Amahl woke early the next morning to the sound of digging. The old man was in the backyard, shoveling dirt onto three shallow graves. In the kitchen, the counters were piled high with golden nuggets. Amahl was more disgusted with the old man that ever before. He moved some of the gold out of the way so he could make some coffee and think about what he should do. After his second cup of coffee, Amahl came to a decision. He decided that he would have eggs and bacon for breakfast instead of his traditional cold gruel. What could the old man say? The house was full of gold now, and Amahl could always threaten to go to the authorities. Amahl was in such a good mood that he decided to limp out into the backyard on his crutches and whack the old man on the head with a particularly large gold nugget. Once outside, however, Amahl saw that the backyard was empty, except for the three fresh graves. Without thinking about it, Amahl threw the golden nugget onto one of the graves.
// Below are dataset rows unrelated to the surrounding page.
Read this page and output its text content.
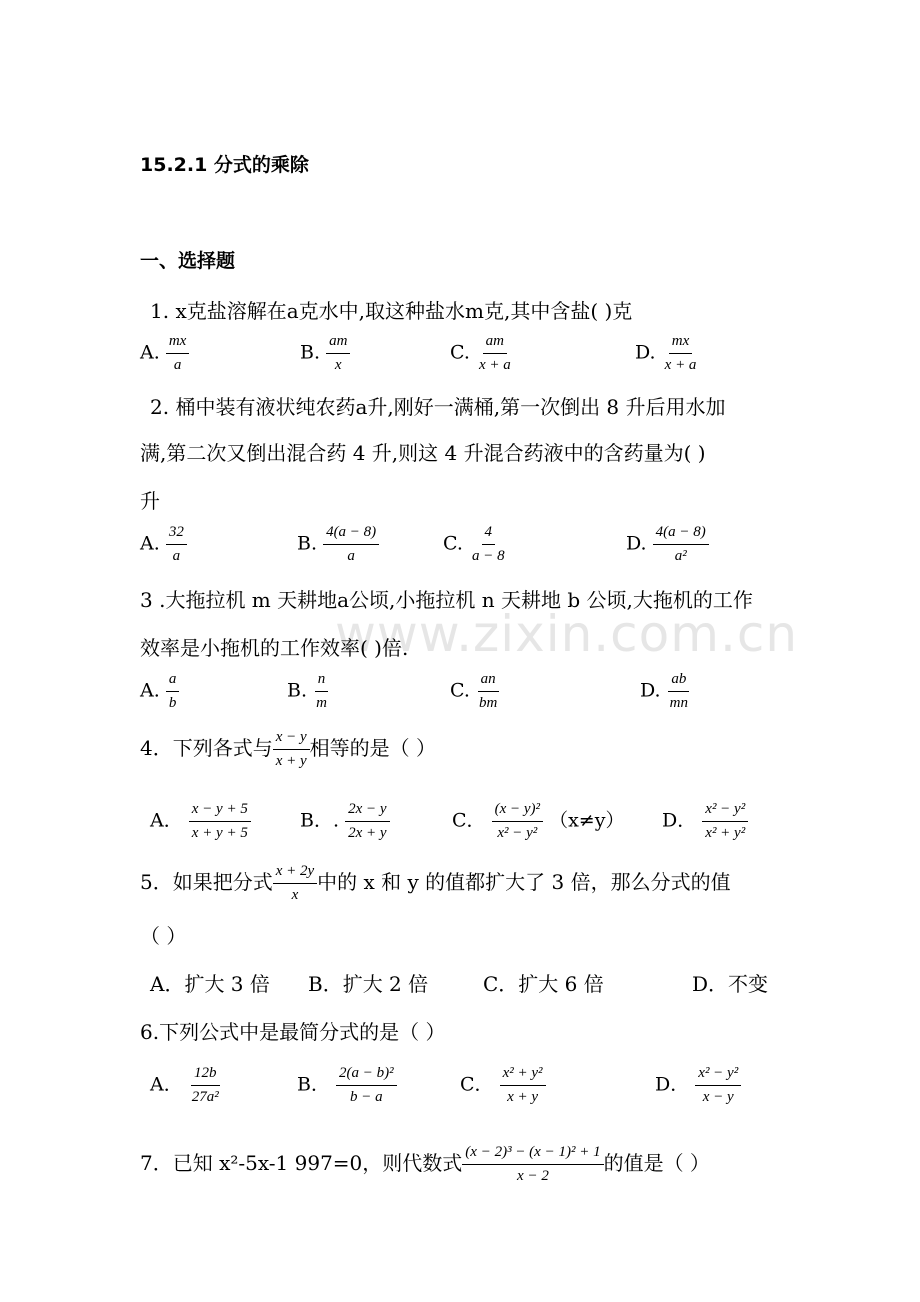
www.zixin.com.cn
15.2.1 分式的乘除
一、选择题
1. x克盐溶解在a克水中,取这种盐水m克,其中含盐( )克
A. $\frac{mx}{a}$	B. $\frac{am}{x}$	C. $\frac{am}{x + a}$	D. $\frac{mx}{x + a}$
2. 桶中装有液状纯农药a升,刚好一满桶,第一次倒出 8 升后用水加
满,第二次又倒出混合药 4 升,则这 4 升混合药液中的含药量为( )
升
A. $\frac{32}{a}$	B. $\frac{4(a - 8)}{a}$	C. $\frac{4}{a - 8}$	D. $\frac{4(a - 8)}{\text{a²}}$
3 .大拖拉机 m 天耕地a公顷,小拖拉机 n 天耕地 b 公顷,大拖机的工作
效率是小拖机的工作效率( )倍.
A. $\frac{a}{b}$	B. $\frac{n}{m}$	C. $\frac{an}{bm}$	D. $\frac{ab}{mn}$
4．下列各式与 $\frac{x - y}{x + y}$ 相等的是（ ）
A． $\frac{x - y + 5}{x + y + 5}$	B．. $\frac{2x - y}{2x + y}$	C． $\frac{\text{(x − y)²}}{\text{x² − y²}} (x\ne y)$ D． $\frac{\text{x² − y²}}{\text{x² + y²}}$
5．如果把分式 $\frac{x + 2y}{x}$ 中的 x 和 y 的值都扩大了 3 倍，那么分式的值
（ ）
A．扩大 3 倍 B．扩大 2 倍	C．扩大 6 倍	D．不变
6.下列公式中是最简分式的是（ ）
A． $\frac{12b}{\text{27a²}}$	B． $\frac{\text{2(a − b)²}}{b - a}$	C． $\frac{\text{x² + y²}}{x + y}$	D． $\frac{\text{x² − y²}}{x - y}$
7．已知 x²-5x-1 997=0，则代数式 $\frac{\text{(x − 2)³ − (x − 1)² + 1}}{x - 2}$ 的值是（ ）
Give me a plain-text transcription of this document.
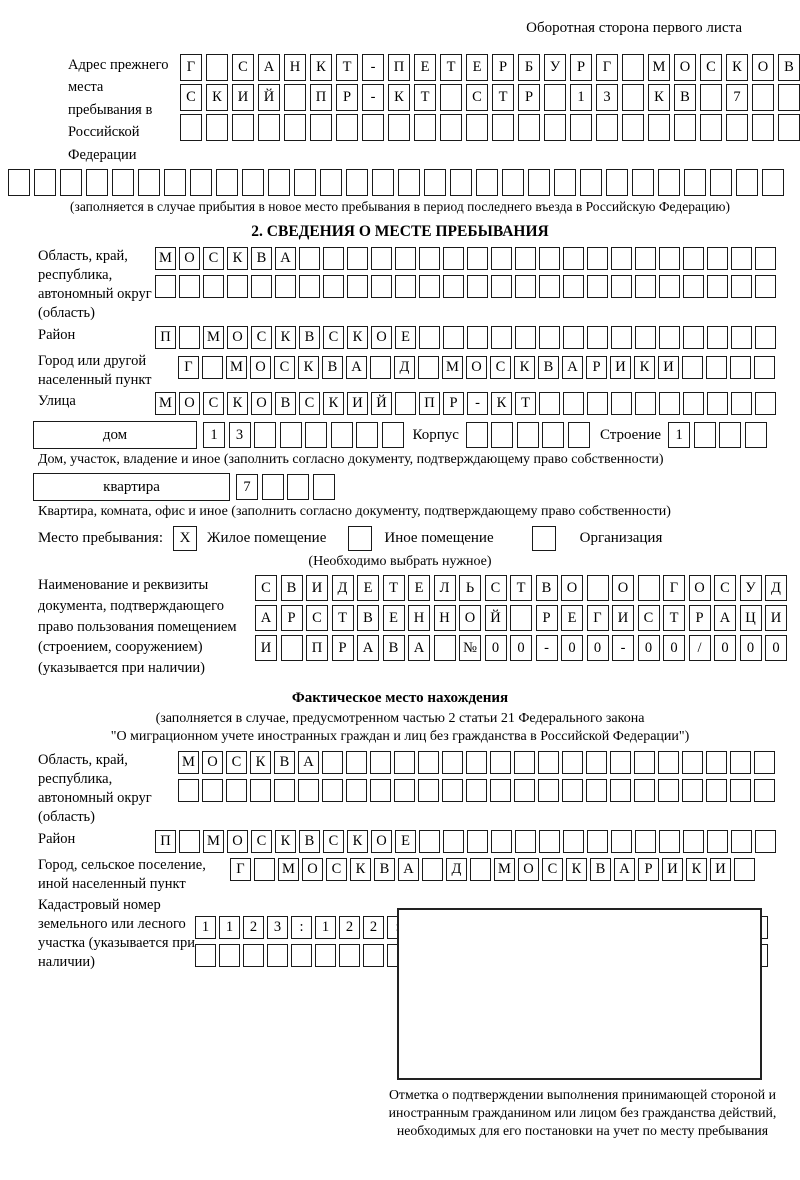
Оборотная сторона первого листа
Адрес прежнего места пребывания в Российской Федерации
Г	С	А	Н	К	Т	-	П	Е	Т	Е	Р	Б	У	Р	Г	М О	С	К	О	В
С	К	И	Й	П	Р	-	К	Т	С	Т	Р	1	3	К	В	7
(заполняется в случае прибытия в новое место пребывания в период последнего въезда в Российскую Федерацию)
2. СВЕДЕНИЯ О МЕСТЕ ПРЕБЫВАНИЯ
Область, край, республика, автономный округ (область)
М О С К В А
Район	П	М О С К В С К О Е
Город или другой населенный пункт
Г	М О С К В А	Д	М О С К В А	Р	И К И
Улица	М О С К О В С К И Й	П	Р	-	К	Т
дом	1	3	Корпус	Строение 1
Дом, участок, владение и иное (заполнить согласно документу, подтверждающему право собственности)
квартира	7
Квартира, комната, офис и иное (заполнить согласно документу, подтверждающему право собственности)
Место пребывания:	X	Жилое помещение	Иное помещение	Организация
(Необходимо выбрать нужное)
Наименование и реквизиты документа, подтверждающего право пользования помещением (строением, сооружением) (указывается при наличии)
С	В	И	Д	Е	Т	Е	Л	Ь	С	Т	В	О	О	Г	О	С	У	Д
А	Р	С	Т	В	Е	Н	Н	О	Й	Р	Е	Г	И	С	Т	Р	А	Ц	И
И	П	Р	А	В	А	№	0	0	-	0	0	-	0	0	/	0	0	0
Фактическое место нахождения
(заполняется в случае, предусмотренном частью 2 статьи 21 Федерального закона
"О миграционном учете иностранных граждан и лиц без гражданства в Российской Федерации")
Область, край, республика, автономный округ (область)
М О С К В А
Район	П	М О С К В С К О Е
Город, сельское поселение, иной населенный пункт
Г	М О С К В А	Д	М О С К В А	Р	И К И
Кадастровый номер земельного или лесного участка (указывается при наличии)
1	1	2	3	:	1	2	2
Отметка о подтверждении выполнения принимающей стороной и иностранным гражданином или лицом без гражданства действий, необходимых для его постановки на учет по месту пребывания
“Sorry the old man killed you,” he said, “He’s a real aberration” (same etymology as previous usage; see Ch. 1). Suddenly the Night Visitors, looking pale and hung-over in the daylight, stepped from around the side of the house. Amahl recoiled in shock and surprise.
“I thought the old man had killed you!” he cried out.
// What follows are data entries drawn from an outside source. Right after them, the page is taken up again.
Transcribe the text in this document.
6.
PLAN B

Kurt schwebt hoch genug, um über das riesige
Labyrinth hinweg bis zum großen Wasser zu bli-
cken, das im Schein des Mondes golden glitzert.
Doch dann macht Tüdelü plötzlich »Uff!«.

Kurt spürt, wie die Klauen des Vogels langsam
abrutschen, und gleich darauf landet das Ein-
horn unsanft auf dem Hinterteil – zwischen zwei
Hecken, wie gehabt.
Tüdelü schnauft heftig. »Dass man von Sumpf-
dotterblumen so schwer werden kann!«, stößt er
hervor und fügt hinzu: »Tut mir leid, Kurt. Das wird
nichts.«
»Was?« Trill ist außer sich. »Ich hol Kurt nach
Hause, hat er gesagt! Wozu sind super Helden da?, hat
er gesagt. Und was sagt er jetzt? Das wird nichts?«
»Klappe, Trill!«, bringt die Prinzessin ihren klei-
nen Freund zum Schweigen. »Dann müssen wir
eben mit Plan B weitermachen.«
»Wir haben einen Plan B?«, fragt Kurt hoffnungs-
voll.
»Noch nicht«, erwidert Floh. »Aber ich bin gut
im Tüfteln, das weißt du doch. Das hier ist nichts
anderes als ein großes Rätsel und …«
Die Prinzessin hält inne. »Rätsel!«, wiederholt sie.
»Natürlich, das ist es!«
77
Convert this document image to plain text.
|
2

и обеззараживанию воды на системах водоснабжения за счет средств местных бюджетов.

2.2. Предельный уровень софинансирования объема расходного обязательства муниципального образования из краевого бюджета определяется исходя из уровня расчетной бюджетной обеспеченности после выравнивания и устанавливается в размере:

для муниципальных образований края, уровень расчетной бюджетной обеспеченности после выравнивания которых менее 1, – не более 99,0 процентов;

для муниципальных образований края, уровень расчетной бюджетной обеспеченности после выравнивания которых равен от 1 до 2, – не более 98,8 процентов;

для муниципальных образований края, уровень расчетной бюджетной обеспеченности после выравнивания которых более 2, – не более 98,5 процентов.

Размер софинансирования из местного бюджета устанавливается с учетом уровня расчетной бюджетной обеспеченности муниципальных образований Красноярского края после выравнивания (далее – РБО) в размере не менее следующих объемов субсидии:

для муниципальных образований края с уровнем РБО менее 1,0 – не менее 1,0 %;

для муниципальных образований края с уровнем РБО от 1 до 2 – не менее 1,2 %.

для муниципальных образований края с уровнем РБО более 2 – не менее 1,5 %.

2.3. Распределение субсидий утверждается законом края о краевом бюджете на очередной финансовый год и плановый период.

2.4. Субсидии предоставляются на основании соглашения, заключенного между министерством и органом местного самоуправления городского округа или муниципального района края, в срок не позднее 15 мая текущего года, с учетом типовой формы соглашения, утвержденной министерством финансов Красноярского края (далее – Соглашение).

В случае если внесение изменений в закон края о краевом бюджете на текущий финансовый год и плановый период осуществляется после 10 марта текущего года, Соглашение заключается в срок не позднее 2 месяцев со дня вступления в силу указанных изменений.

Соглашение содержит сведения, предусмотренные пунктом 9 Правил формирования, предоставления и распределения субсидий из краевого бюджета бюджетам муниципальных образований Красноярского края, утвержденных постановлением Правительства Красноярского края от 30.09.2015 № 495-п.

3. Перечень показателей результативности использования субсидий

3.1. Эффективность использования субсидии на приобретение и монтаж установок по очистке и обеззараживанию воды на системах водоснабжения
“Oh no,” said one of the Night Visitors.
“Then who is buried here?” Amahl asked, pointing to the fresh graves.
“Last night we ate the donkey, the sheep, and the pig,” said one of the Night Visitors. “We asked the old man to bury what was left of their carcasses, out of respect.”
“What about the monkey?”
“Who the fuck would eat a monkey?” exclaimed one of the Night Visitors. (Translation note: The word “fuck” is used here instead to fully convey the subtextual urgency of the exclamation.)
Departure of the Night Visitors.
As reward for his obvious concern about their well-being, the Night Visitors presented Amahl with several generous gifts before departing to resume their quest for the Messiah. These gifts included: 1) forceful apprehension, trial, and conviction of the old man for child abuse and extreme public grotesquerie, 2) twelve golden nuggets representing the twelve months of the year, and 3) a case of Vioxx, the arthritis medicine manufactured by Merck that was removed from the market due to safety concerns. Within two days of starting to take Vioxx, Amahl found that he was no longer cripple, and soon landed a high paying job at the local penitentiary, where he enjoyed taunting and torturing the incarcerated old man for years to come, until his (Amahl’s) sudden untimely death from coronary arrest.
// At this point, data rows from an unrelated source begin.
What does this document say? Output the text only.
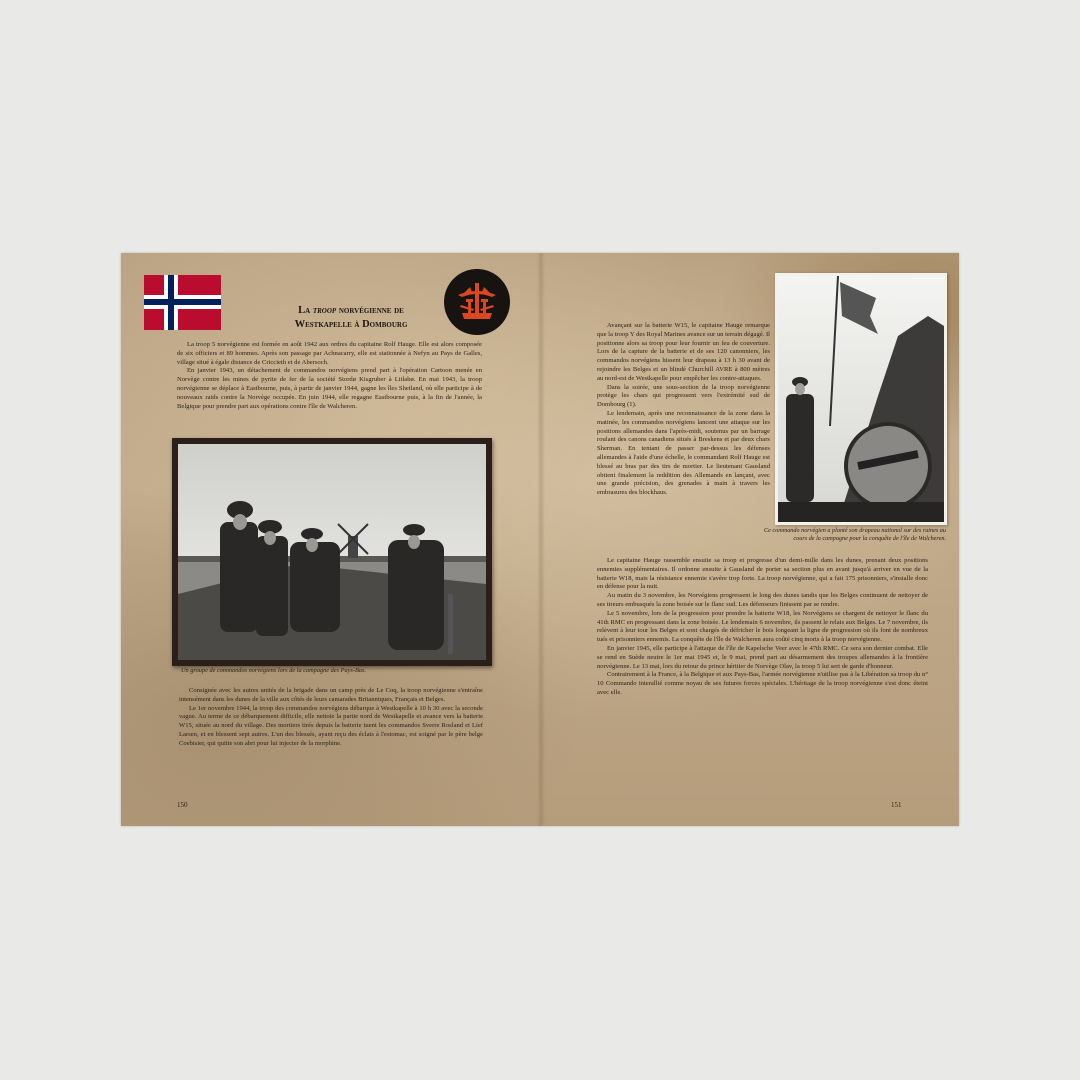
La troop norvégienne de
Westkapelle à Dombourg

La troop 5 norvégienne est formée en août 1942 aux ordres du capitaine Rolf Hauge. Elle est alors composée de six officiers et 89 hommes. Après son passage par Achnacarry, elle est stationnée à Nefyn au Pays de Galles, village situé à égale distance de Criccieth et de Abersoch.

En janvier 1943, un détachement de commandos norvégiens prend part à l'opération Cartoon menée en Norvège contre les mines de pyrite de fer de la société Stordø Kisgruber à Litlabø. En mai 1943, la troop norvégienne se déplace à Eastbourne, puis, à partir de janvier 1944, gagne les îles Shetland, où elle participe à de nouveaux raids contre la Norvège occupée. En juin 1944, elle regagne Eastbourne puis, à la fin de l'année, la Belgique pour prendre part aux opérations contre l'île de Walcheren.

Un groupe de commandos norvégiens lors de la campagne des Pays-Bas.

Consignée avec les autres unités de la brigade dans un camp près de Le Coq, la troop norvégienne s'entraîne intensément dans les dunes de la ville aux côtés de leurs camarades Britanniques, Français et Belges.

Le 1er novembre 1944, la troop des commandos norvégiens débarque à Westkapelle à 10 h 30 avec la seconde vague. Au terme de ce débarquement difficile, elle nettoie la partie nord de Westkapelle et avance vers la batterie W15, située au nord du village. Des mortiers tirés depuis la batterie tuent les commandos Sverre Rosland et Lief Larsen, et en blessent sept autres. L'un des blessés, ayant reçu des éclats à l'estomac, est soigné par le père belge Coebisier, qui quitte son abri pour lui injecter de la morphine.

150

Avançant sur la batterie W15, le capitaine Hauge remarque que la troop Y des Royal Marines avance sur un terrain dégagé. Il positionne alors sa troop pour leur fournir un feu de couverture. Lors de la capture de la batterie et de ses 120 canonniers, les commandos norvégiens hissent leur drapeau à 13 h 30 avant de rejoindre les Belges et un blindé Churchill AVRE à 800 mètres au nord-est de Westkapelle pour empêcher les contre-attaques.

Dans la soirée, une sous-section de la troop norvégienne protège les chars qui progressent vers l'extrémité sud de Dombourg (1).

Le lendemain, après une reconnaissance de la zone dans la matinée, les commandos norvégiens lancent une attaque sur les positions allemandes dans l'après-midi, soutenus par un barrage roulant des canons canadiens situés à Breskens et par deux chars Sherman. En tentant de passer par-dessus les défenses allemandes à l'aide d'une échelle, le commandant Rolf Hauge est blessé au bras par des tirs de mortier. Le lieutenant Gausland obtient finalement la reddition des Allemands en lançant, avec une grande précision, des grenades à main à travers les embrasures des blockhaus.

Ce commando norvégien a planté son drapeau national sur des ruines au cours de la campagne pour la conquête de l'île de Walcheren.

Le capitaine Hauge rassemble ensuite sa troop et progresse d'un demi-mille dans les dunes, prenant deux positions ennemies supplémentaires. Il ordonne ensuite à Gausland de porter sa section plus en avant jusqu'à arriver en vue de la batterie W18, mais la résistance ennemie s'avère trop forte. La troop norvégienne, qui a fait 175 prisonniers, s'installe donc en défense pour la nuit.

Au matin du 3 novembre, les Norvégiens progressent le long des dunes tandis que les Belges continuent de nettoyer de ses tireurs embusqués la zone boisée sur le flanc sud. Les défenseurs finissent par se rendre.

Le 5 novembre, lors de la progression pour prendre la batterie W18, les Norvégiens se chargent de nettoyer le flanc du 41th RMC en progressant dans la zone boisée. Le lendemain 6 novembre, ils passent le relais aux Belges. Le 7 novembre, ils relèvent à leur tour les Belges et sont chargés de défricher le bois longeant la ligne de progression où ils font de nombreux tués et prisonniers ennemis. La conquête de l'île de Walcheren aura coûté cinq morts à la troop norvégienne.

En janvier 1945, elle participe à l'attaque de l'île de Kapelsche Veer avec le 47th RMC. Ce sera son dernier combat. Elle se rend en Suède neutre le 1er mai 1945 et, le 9 mai, prend part au désarmement des troupes allemandes à la frontière norvégienne. Le 13 mai, lors du retour du prince héritier de Norvège Olav, la troop 5 lui sert de garde d'honneur.

Contrairement à la France, à la Belgique et aux Pays-Bas, l'armée norvégienne n'utilise pas à la Libération sa troop du n° 10 Commando interallié comme noyau de ses futures forces spéciales. L'héritage de la troop norvégienne s'est donc éteint avec elle.

151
The mention of Southern Comfort and the arthritis medicine Vioxx in this 12th century manuscript has led some scholars to question its authenticity. Other scholars, however, feel that this supports the long-held belief that the Night Visitors were either extraterrestrials or time-travelers. There is also a small group of influential academics who claim to have evidence that the Night Visitors were, in fact, the infamous scientific team of Sherman and Mr. Peabody, whose time-traveling expeditions have been depicted in the Peabody’s Improbable History series of historical documentaries. The proponents of the “Sherman and Peabody” theory have yet to produce their evidence or explain the obvious references to the presence of three, not two, Night Visitors.